Webhook
Xendit will send your web application HTTPS requests asynchronously after certain events occur. Example of an event is a VA payment event when it indicates that Xendit has successfully processed incoming VA payment, so you can proceed to process your customer’s order, but these events differ for each Xendit product.
These asynchronous requests are known as webhooks. Typically, the reason that your web application would get an HTTP webhook would be that something a user did should probably be handled by your web application.
Xendit uses webhooks to let your application know when events happen. When the event occurs, Xendit makes an HTTP request (usually a POST request) to the URL you configured for the webhook. Xendit's request will include details of the event such as the transaction details or any data related to the Xendit product you’re using.

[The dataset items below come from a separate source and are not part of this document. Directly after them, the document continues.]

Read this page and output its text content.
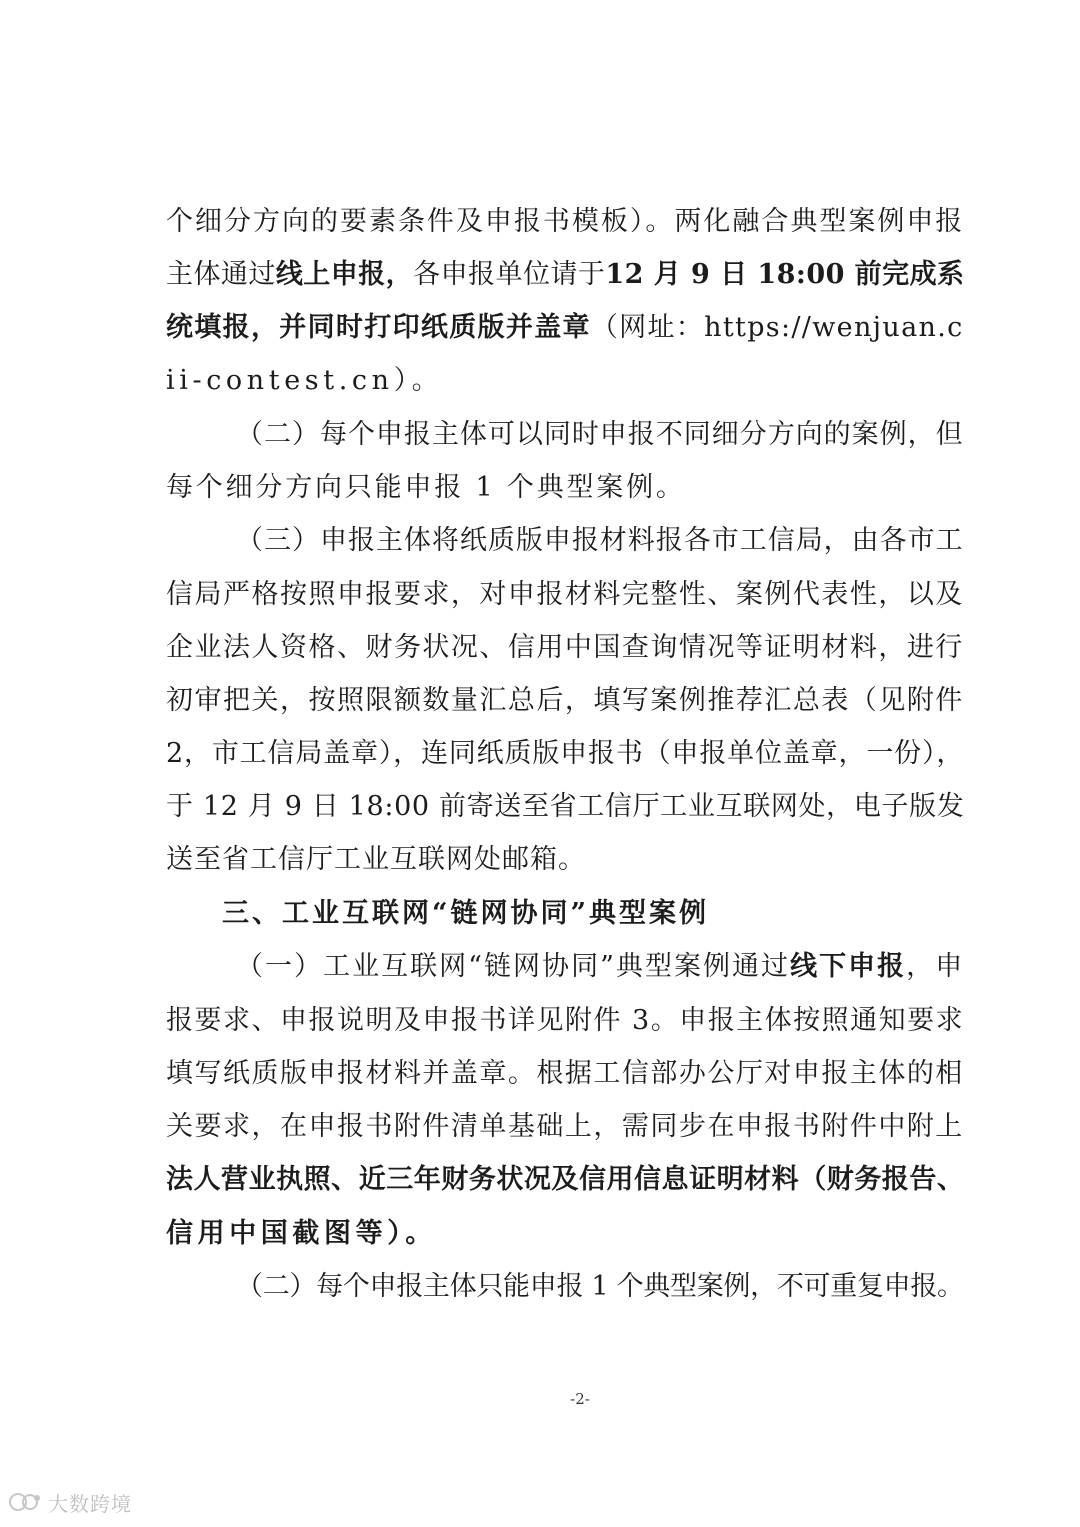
个细分方向的要素条件及申报书模板）。两化融合典型案例申报
主体通过线上申报，各申报单位请于12 月 9 日 18:00 前完成系
统填报，并同时打印纸质版并盖章（网址：https://wenjuan.c
ii-contest.cn）。
（二）每个申报主体可以同时申报不同细分方向的案例，但
每个细分方向只能申报 1 个典型案例。
（三）申报主体将纸质版申报材料报各市工信局，由各市工
信局严格按照申报要求，对申报材料完整性、案例代表性，以及
企业法人资格、财务状况、信用中国查询情况等证明材料，进行
初审把关，按照限额数量汇总后，填写案例推荐汇总表（见附件
2，市工信局盖章），连同纸质版申报书（申报单位盖章，一份），
于 12 月 9 日 18:00 前寄送至省工信厅工业互联网处，电子版发
送至省工信厅工业互联网处邮箱。
三、工业互联网“链网协同”典型案例
（一）工业互联网“链网协同”典型案例通过线下申报，申
报要求、申报说明及申报书详见附件 3。申报主体按照通知要求
填写纸质版申报材料并盖章。根据工信部办公厅对申报主体的相
关要求，在申报书附件清单基础上，需同步在申报书附件中附上
法人营业执照、近三年财务状况及信用信息证明材料（财务报告、
信用中国截图等）。
（二）每个申报主体只能申报 1 个典型案例，不可重复申报。
-2-
大数跨境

This is a comparison of API vs Webhook flow using Xendit Invoice flow as an example:
To handle a webhook you only need to build a small web application that can accept the HTTP requests. If you already have a web application set up, handling a webhook is usually as easy as adding a new URL to your application.
If you don't already have a web application, almost all server-side programming languages offer frameworks to help you build one. Examples include:
- ASP.NET MVC for C#
- Servlets and Spark for Java
- Express for Node.js
- Django and Flask for Python
- Rails and Sinatra for Ruby
- PHP can be used alone or with frameworks like Laravel, Symfony and YiiYii.
Webhooks can also be handled by serverless frameworks like AWS Lambda and Azure Functions. Really anything that can receive and reply to an HTTP request will do.
Whichever framework and language you choose, webhooks function the same for every Xendit application. An HTTP request will be made to a URI that you provide to Xendit. Your application must acknowledge the event immediately and perform whatever logic you feel necessary afterwards - read/write from a database, integrate with another API, or perform some computation.